The program is looking to continue to expand. Interested partners can click here.
Dean says in order to improve the state's recycling report card, consumers also have to play a role.
Things like pizza boxes, as long as they're not covered in cheese or grease, can be recycled by being brought to the SOCRRA facility 995 Coolidge, Troy, MI (between 14 Mile and Maple). Dean recommends people do not throw these directly in their bin.
He has the same advice for Styrofoam, which will likely get broken up and thus won't be able to be reused if simply tossed in your bin at home. A similar warning for batteries; if they're dropped in your bin at home and then delivered to SOCRRA, they're going in a landfill. Dean suggests batteries also be delivered right to SOCRRA.
Due to COVID-19, appointments are required at the SOCRRA drop-off site, and certain items require you are a resident of one of the member communities.
Due to the pandemic, staffing at SOCRRA is down by about half and some of the sorting lines have had to slow down. Pre-pandemic, they were sorting about 15 tons per hour, but now are down to around 13.5.
Things like face masks, which SOCRRA staff has seen a lot of lately - are not recyclable. Also not recyclable? Latex gloves, IV tubes, and garden hoses.

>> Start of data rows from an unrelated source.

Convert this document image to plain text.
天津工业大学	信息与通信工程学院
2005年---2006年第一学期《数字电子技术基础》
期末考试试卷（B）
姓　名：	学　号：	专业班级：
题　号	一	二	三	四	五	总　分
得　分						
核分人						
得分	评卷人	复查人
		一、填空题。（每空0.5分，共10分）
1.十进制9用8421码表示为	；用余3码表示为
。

And then there are the infamous plastic grocery store bags, or as Dean calls them - "film" which can clog up the machines at SOCRRA. "Film" is technically recyclable, but no longer at SOCRRA. He suggests bringing it to a grocery store like Meijer or Kroger to recycle.

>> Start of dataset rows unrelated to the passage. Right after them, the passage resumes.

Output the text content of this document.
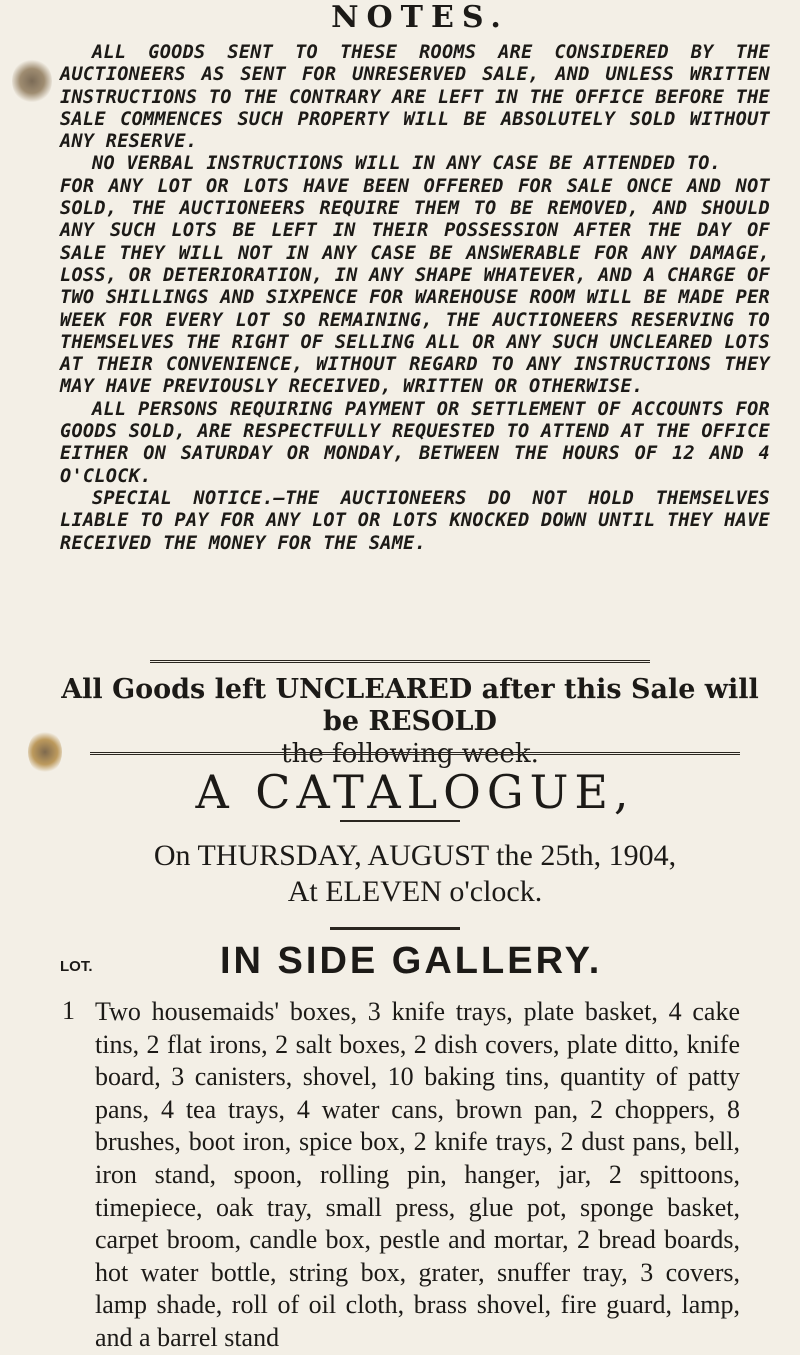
NOTES.

ALL GOODS SENT TO THESE ROOMS ARE CONSIDERED BY THE AUCTIONEERS AS SENT FOR UNRESERVED SALE, AND UNLESS WRITTEN INSTRUCTIONS TO THE CONTRARY ARE LEFT IN THE OFFICE BEFORE THE SALE COMMENCES SUCH PROPERTY WILL BE ABSOLUTELY SOLD WITHOUT ANY RESERVE.

NO VERBAL INSTRUCTIONS WILL IN ANY CASE BE ATTENDED TO.

FOR ANY LOT OR LOTS HAVE BEEN OFFERED FOR SALE ONCE AND NOT SOLD, THE AUCTIONEERS REQUIRE THEM TO BE REMOVED, AND SHOULD ANY SUCH LOTS BE LEFT IN THEIR POSSESSION AFTER THE DAY OF SALE THEY WILL NOT IN ANY CASE BE ANSWERABLE FOR ANY DAMAGE, LOSS, OR DETERIORATION, IN ANY SHAPE WHATEVER, AND A CHARGE OF TWO SHILLINGS AND SIXPENCE FOR WAREHOUSE ROOM WILL BE MADE PER WEEK FOR EVERY LOT SO REMAINING, THE AUCTIONEERS RESERVING TO THEMSELVES THE RIGHT OF SELLING ALL OR ANY SUCH UNCLEARED LOTS AT THEIR CONVENIENCE, WITHOUT REGARD TO ANY INSTRUCTIONS THEY MAY HAVE PREVIOUSLY RECEIVED, WRITTEN OR OTHERWISE.

ALL PERSONS REQUIRING PAYMENT OR SETTLEMENT OF ACCOUNTS FOR GOODS SOLD, ARE RESPECTFULLY REQUESTED TO ATTEND AT THE OFFICE EITHER ON SATURDAY OR MONDAY, BETWEEN THE HOURS OF 12 AND 4 O'CLOCK.

SPECIAL NOTICE.—THE AUCTIONEERS DO NOT HOLD THEMSELVES LIABLE TO PAY FOR ANY LOT OR LOTS KNOCKED DOWN UNTIL THEY HAVE RECEIVED THE MONEY FOR THE SAME.

All Goods left UNCLEARED after this Sale will be RESOLD
the following week.
A CATALOGUE,
On THURSDAY, AUGUST the 25th, 1904,
At ELEVEN o'clock.
LOT.	IN SIDE GALLERY.
1 Two housemaids' boxes, 3 knife trays, plate basket, 4 cake tins, 2 flat irons, 2 salt boxes, 2 dish covers, plate ditto, knife board, 3 canisters, shovel, 10 baking tins, quantity of patty pans, 4 tea trays, 4 water cans, brown pan, 2 choppers, 8 brushes, boot iron, spice box, 2 knife trays, 2 dust pans, bell, iron stand, spoon, rolling pin, hanger, jar, 2 spittoons, timepiece, oak tray, small press, glue pot, sponge basket, carpet broom, candle box, pestle and mortar, 2 bread boards, hot water bottle, string box, grater, snuffer tray, 3 covers, lamp shade, roll of oil cloth, brass shovel, fire guard, lamp, and a barrel stand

“I might have an item, it might have a recycling symbol on it and I’ve just tossed it in the bin thinking oh it’s recyclable," explained Jill Greenberg with EGLE. She's talking about "wish-cycling," something we've all likely done before. Throwing something in the recycling bin, assuming we've done our part for the planet.
But because cities have different rules and procedures for how and what they recycle, it's important to check with that individual municipality or recycling center if you're dropping it off yourself.
At SOCRRA, try Waste Wizard -- a tool right on its website's home page where you can type in the name of an item, and it will tell you how to properly dispose or recycle it.
The state also has a tool on it's website.
"If you put number 6 plastic in your recycling bin and your collecting program doesn’t take it, then you’re creating, you’re adding additional costs," Flechter said.